2. The second thing to know about Gay Pool Parties is that the boy bartenders are always beautiful. And straight. So single ladies, find yourself a Gay and make him take you to a party. The bartenders will be so relieved to see you that they will fall in love with you even though they are most likely out of your league. This is Los Angeles after all, where every waiter is an actormodel.
3. Every Gay Pool Party is at a ridiculous house in the hills that cost more money than the GDP of most countries. These homes are usually decorated in the contemporary style by a young interior designer with no skills who happens to be really hot.
Some houses (like the one where these photographs were shot) are decorated tastefully. Modern/stark/contemporary isn’t really my thing, but for that style I must say this house was done impeccably.
4. If you go to a gay pool party do not A) Expect to know the host or B) Expect to meet him. Try as you might to find him and thank him for having you over, he will evade you for the entirety of the party. The host only shows up (standing right behind you) when you say something rude like “where’d they get that AWFUL vase!?!” Thus, if you are just dying to know who the owner of the house is, scream something loud and objectionable.
5. Every gay person that is rich enough to host a Gay Pool Party has met the president. It’s just a fact of life.
6. Every Gay Pool Party house is decorated in ridiculously expensive original artwork. Like these signed Lichtenstein silkscreened prints (valued at $150,000).
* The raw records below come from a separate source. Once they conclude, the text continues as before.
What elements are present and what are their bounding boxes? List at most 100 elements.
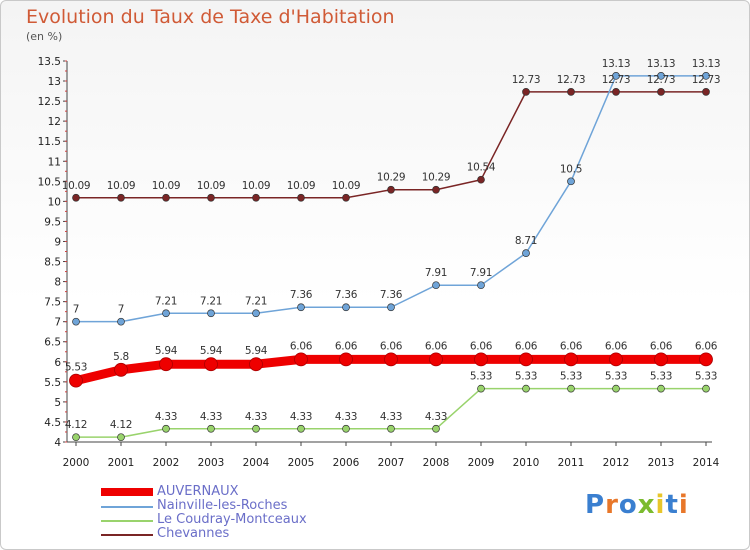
logo-letter: i xyxy=(655,490,666,520)
data-label: 4.33 xyxy=(335,411,357,423)
data-label: 5.53 xyxy=(65,362,87,374)
x-tick-label: 2011 xyxy=(558,457,585,469)
y-tick-label: 8.5 xyxy=(44,257,61,269)
logo-letter: o xyxy=(618,490,638,520)
data-point xyxy=(702,384,710,393)
y-tick-label: 5 xyxy=(54,397,61,409)
data-label: 10.09 xyxy=(197,180,226,192)
data-point xyxy=(477,175,485,184)
data-point xyxy=(432,281,440,290)
data-point xyxy=(567,88,575,96)
x-tick-label: 2004 xyxy=(243,457,270,469)
data-point xyxy=(162,193,170,202)
x-tick-label: 2009 xyxy=(468,457,495,469)
data-point xyxy=(117,433,125,442)
legend-label: Nainville-les-Roches xyxy=(157,498,288,513)
data-point xyxy=(564,352,578,367)
x-tick-label: 2010 xyxy=(513,457,540,469)
data-label: 6.06 xyxy=(425,340,448,352)
data-label: 10.09 xyxy=(107,180,136,192)
data-label: 7.21 xyxy=(155,295,177,307)
data-label: 6.06 xyxy=(290,340,313,352)
data-point xyxy=(567,384,575,393)
data-label: 4.33 xyxy=(200,411,222,423)
legend-label: Chevannes xyxy=(157,526,230,541)
data-label: 12.73 xyxy=(602,74,631,86)
data-label: 5.33 xyxy=(560,371,582,383)
data-label: 13.13 xyxy=(647,58,676,70)
data-label: 4.33 xyxy=(380,411,402,423)
data-point xyxy=(204,357,218,372)
data-label: 10.09 xyxy=(242,180,271,192)
data-label: 8.71 xyxy=(515,235,537,247)
data-label: 6.06 xyxy=(560,340,583,352)
data-label: 10.29 xyxy=(422,172,451,184)
data-point xyxy=(657,88,665,96)
data-point xyxy=(69,373,83,388)
data-label: 5.8 xyxy=(113,351,129,363)
chart-unit-label: (en %) xyxy=(26,30,63,43)
data-label: 4.33 xyxy=(290,411,312,423)
x-tick-label: 2013 xyxy=(648,457,675,469)
y-tick-label: 11 xyxy=(48,156,61,168)
data-label: 12.73 xyxy=(557,74,586,86)
data-point xyxy=(252,424,260,433)
x-tick-label: 2014 xyxy=(693,457,720,469)
data-point xyxy=(657,384,665,393)
y-tick-label: 7.5 xyxy=(44,297,61,309)
x-tick-label: 2003 xyxy=(198,457,225,469)
data-point xyxy=(432,185,440,194)
data-point xyxy=(162,309,170,318)
data-point xyxy=(342,193,350,202)
data-point xyxy=(522,88,530,96)
logo-letter: i xyxy=(678,490,689,520)
legend-swatch xyxy=(101,534,153,536)
x-tick-label: 2012 xyxy=(603,457,630,469)
x-tick-label: 2005 xyxy=(288,457,315,469)
data-label: 4.33 xyxy=(155,411,177,423)
legend-swatch xyxy=(101,506,153,508)
y-tick-label: 11.5 xyxy=(38,136,61,148)
x-tick-label: 2006 xyxy=(333,457,360,469)
chart-title: Evolution du Taux de Taxe d'Habitation xyxy=(26,6,395,28)
data-point xyxy=(252,309,260,318)
data-point xyxy=(252,193,260,202)
x-tick-label: 2000 xyxy=(63,457,90,469)
data-point xyxy=(522,384,530,393)
data-point xyxy=(387,303,395,312)
y-tick-label: 9 xyxy=(54,236,61,248)
data-point xyxy=(387,185,395,194)
data-label: 7.21 xyxy=(245,295,267,307)
data-label: 10.09 xyxy=(332,180,361,192)
data-point xyxy=(702,71,710,80)
data-label: 5.33 xyxy=(470,371,492,383)
data-point xyxy=(342,424,350,433)
data-point xyxy=(567,177,575,186)
data-point xyxy=(342,303,350,312)
legend-label: AUVERNAUX xyxy=(157,484,239,499)
y-tick-label: 6.5 xyxy=(44,337,61,349)
data-label: 6.06 xyxy=(380,340,403,352)
y-tick-label: 6 xyxy=(54,357,61,369)
data-label: 7.36 xyxy=(290,289,313,301)
data-point xyxy=(207,424,215,433)
y-tick-label: 4.5 xyxy=(44,417,61,429)
y-tick-label: 13.5 xyxy=(38,56,61,68)
logo-letter: x xyxy=(637,490,656,520)
data-label: 7.21 xyxy=(200,295,222,307)
legend-swatch xyxy=(101,488,153,496)
proxiti-logo: Proxiti xyxy=(585,490,689,520)
data-label: 5.94 xyxy=(155,345,178,357)
data-label: 5.33 xyxy=(650,371,672,383)
data-label: 10.09 xyxy=(287,180,316,192)
data-point xyxy=(702,88,710,96)
data-label: 5.94 xyxy=(200,345,223,357)
y-tick-label: 10 xyxy=(48,196,61,208)
logo-letter: P xyxy=(585,490,606,520)
data-point xyxy=(294,352,308,367)
data-label: 10.09 xyxy=(62,180,91,192)
data-label: 5.94 xyxy=(245,345,268,357)
data-point xyxy=(72,317,80,326)
legend-swatch xyxy=(101,520,153,522)
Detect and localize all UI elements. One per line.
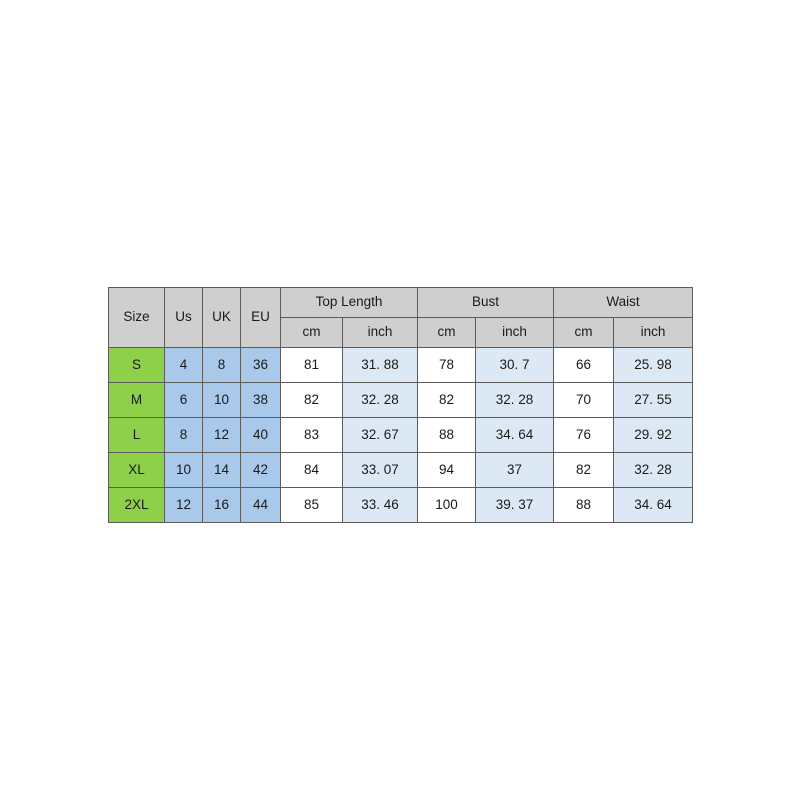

7. Gays love houses with a view. So if you’re at a Gay Pool Party and there ins’t a view, it is important that you leave immediately.
8. Gays don’t like square pools. So if you attend a gay pool party expect a nontraditional pool shape. Don’t be afraid, the water is still warm and inviting. In fact, the water at Gay Pool Parties is, on average, 12 degrees warmer than the water at straight pool parties. Gay people hate cold water.
9. An important thing to note about Gays is that none of them have body hair and they all smell like coconuts. They are also impeccably clean and don’t need to wear sunscreen, because their Ken Doll skin tans naturally in the sun, protecting them from the sun’s harmful UV rays.
11. Finally, gay pool parties are really more like a swimsuit competition than a party. Everyone has 4% body fat, a brand new brightly-colored swimsuit, and perfect “Talented Mr. Ripley” hair. It’s like being trapped in a colony of models that have no idea there are people out there who aren’t models. Which is “fun”(?) right?
I hope you have enjoyed all the deep, dark secrets I just revealed to you about Gay Pool Parties and are excited to embark on your own safari into the wilds of your first Gay Pool Party before the summer ends. I know I am!